Muhabbetle olmak, muhabbeti bulmak, muhabbetle kalmak, muhabbete varmak…
Muhammedi anmak…
-Muhammed’den muhabbet oldu hâsıl
Muhammedsiz muhabbetten ne hâsıl
“Önce sevgiyi anlayalım.
Her şeyin başı sevgidir diyenlerin kıblesinde neden sevgi yok?
Gel sevgiden yola koyulalım. Yolun sonunda ne var görelim Mevlâna’m”
Dostu bulamayanlar, dost yolunda oyuncaklarla oynayanlardır.
Oyunda oynaşta olanlar, dosta varamazlar.
Eşyadan yapılan tecerrüd, soyutlanma, terk; dost yolculuğundaki prangalardan ve ağırlıklardan kurtulmadır.
Mecdelli Meryem İsa’ya âşıktır, ondan evlilik teklifi beklemektedir. İsa durumu anlar ve der ki “Evlilik vücut işidir, boşuna bekleme bende vücut yok”
O’nunla ma-siva bir arada olmaz ve bulunmaz.
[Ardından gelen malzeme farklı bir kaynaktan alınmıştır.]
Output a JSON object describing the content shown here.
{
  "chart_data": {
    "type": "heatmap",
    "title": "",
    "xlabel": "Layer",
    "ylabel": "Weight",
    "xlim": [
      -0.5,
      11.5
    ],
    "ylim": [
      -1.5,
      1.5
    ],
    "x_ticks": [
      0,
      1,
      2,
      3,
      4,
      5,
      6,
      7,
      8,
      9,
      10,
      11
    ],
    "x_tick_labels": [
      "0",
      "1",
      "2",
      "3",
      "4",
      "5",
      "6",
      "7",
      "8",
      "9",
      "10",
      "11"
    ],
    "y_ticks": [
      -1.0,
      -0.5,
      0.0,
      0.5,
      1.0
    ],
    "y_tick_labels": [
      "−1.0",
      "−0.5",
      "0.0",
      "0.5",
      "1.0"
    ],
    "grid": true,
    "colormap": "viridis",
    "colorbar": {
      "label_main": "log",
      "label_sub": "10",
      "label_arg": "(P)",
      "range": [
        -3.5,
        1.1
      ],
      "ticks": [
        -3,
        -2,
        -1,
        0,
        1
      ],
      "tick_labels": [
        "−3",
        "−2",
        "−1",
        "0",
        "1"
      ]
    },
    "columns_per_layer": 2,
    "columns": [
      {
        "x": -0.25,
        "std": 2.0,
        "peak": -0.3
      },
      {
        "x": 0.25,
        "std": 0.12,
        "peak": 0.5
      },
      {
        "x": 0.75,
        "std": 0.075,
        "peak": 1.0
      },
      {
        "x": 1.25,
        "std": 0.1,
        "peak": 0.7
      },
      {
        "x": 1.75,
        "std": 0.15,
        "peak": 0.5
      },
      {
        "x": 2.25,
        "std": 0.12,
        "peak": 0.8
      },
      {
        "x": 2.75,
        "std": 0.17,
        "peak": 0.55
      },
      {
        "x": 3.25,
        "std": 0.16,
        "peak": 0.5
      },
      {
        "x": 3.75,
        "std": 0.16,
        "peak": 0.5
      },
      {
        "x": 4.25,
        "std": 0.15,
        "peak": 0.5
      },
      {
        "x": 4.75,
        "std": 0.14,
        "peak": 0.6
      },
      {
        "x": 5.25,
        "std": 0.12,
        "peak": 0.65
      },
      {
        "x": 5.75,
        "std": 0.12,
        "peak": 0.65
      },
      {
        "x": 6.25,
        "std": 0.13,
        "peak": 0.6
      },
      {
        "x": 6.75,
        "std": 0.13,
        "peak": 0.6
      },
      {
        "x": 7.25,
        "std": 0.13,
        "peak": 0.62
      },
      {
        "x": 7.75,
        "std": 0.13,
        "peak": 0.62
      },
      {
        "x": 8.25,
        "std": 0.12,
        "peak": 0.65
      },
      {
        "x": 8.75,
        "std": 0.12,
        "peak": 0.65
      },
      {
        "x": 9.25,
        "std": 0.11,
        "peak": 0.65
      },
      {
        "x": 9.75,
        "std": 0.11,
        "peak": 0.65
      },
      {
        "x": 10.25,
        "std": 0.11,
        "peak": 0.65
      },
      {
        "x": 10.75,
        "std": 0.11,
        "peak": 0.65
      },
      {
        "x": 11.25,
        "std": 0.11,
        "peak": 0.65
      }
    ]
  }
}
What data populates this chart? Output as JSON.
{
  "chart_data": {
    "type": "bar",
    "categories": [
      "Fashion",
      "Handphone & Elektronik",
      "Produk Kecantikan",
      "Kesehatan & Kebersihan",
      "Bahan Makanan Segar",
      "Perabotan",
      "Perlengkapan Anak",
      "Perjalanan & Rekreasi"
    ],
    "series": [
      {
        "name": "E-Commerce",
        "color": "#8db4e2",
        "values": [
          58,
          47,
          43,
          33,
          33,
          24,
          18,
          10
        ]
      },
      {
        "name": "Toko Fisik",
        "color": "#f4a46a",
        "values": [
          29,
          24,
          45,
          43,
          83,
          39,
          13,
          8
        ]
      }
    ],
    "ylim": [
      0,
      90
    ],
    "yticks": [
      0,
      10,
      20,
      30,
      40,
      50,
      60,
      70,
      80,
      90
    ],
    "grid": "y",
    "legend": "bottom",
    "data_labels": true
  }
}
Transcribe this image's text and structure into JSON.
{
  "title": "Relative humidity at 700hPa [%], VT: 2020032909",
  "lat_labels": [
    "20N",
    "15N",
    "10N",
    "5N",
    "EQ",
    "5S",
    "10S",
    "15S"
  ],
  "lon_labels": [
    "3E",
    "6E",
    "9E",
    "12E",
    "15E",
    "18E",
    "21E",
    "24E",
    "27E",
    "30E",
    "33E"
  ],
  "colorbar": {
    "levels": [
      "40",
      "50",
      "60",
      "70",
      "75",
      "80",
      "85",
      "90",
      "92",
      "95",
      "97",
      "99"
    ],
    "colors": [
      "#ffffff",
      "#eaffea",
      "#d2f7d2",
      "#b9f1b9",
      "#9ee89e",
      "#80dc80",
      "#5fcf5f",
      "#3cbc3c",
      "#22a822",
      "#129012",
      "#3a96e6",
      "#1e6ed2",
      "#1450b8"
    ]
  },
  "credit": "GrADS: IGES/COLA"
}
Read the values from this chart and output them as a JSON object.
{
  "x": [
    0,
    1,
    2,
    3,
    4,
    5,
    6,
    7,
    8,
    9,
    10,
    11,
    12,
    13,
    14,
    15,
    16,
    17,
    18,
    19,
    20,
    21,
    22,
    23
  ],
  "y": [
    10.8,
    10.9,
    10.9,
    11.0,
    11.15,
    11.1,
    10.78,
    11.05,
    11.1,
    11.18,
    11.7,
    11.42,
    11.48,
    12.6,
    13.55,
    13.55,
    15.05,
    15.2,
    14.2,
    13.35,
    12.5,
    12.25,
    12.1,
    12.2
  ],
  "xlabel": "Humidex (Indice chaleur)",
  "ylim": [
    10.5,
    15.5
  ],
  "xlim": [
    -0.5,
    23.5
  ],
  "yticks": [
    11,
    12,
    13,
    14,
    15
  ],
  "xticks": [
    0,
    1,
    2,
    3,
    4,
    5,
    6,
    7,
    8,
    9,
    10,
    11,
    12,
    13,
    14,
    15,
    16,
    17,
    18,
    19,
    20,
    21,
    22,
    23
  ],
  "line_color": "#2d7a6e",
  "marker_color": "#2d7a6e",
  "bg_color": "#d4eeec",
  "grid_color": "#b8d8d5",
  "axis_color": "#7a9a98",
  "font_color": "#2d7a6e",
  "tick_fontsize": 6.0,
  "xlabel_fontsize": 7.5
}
O varsa sivası yok, Ma-siva varsa O yok…
O yüklerle hedefe nasıl varılır?
O yüklerin altında ezilmeden?
Büzülmeden?
Süzülmeden?
Dökülmeden?
Bitmeden ve tükenmeden?
-Yükler, günahlar, şehvet ve gadablar o uzun yolculukta sarhoş edici, yoldan alıkoyucu, geciktirici sebeplerdir.
Ayak bağlarıdır.
Dostun yolunu kaybetmektir.
Kimin yolunda olduğunu bilmemektir.
”Elbisenin necasetinden dahi Kuddüs isminin zikri duyulur. Elbise kirlendiği zaman ise; Kuddüs isminin zikri kesilir, o elbise diğer isimleri zikre devam eder.Onun için hemen yıkanması sünnettir. Ta ki kuddüs ismini zikre devam etsin.”
Kir ve kirlilik Kudüs ismine engel.
Küfür ise en büyük kirlilik olup oda kuddüs ismine engel olmaktadır.
Güzel fikirler nur gibidir, çabuk alınmazsa, uçar gider.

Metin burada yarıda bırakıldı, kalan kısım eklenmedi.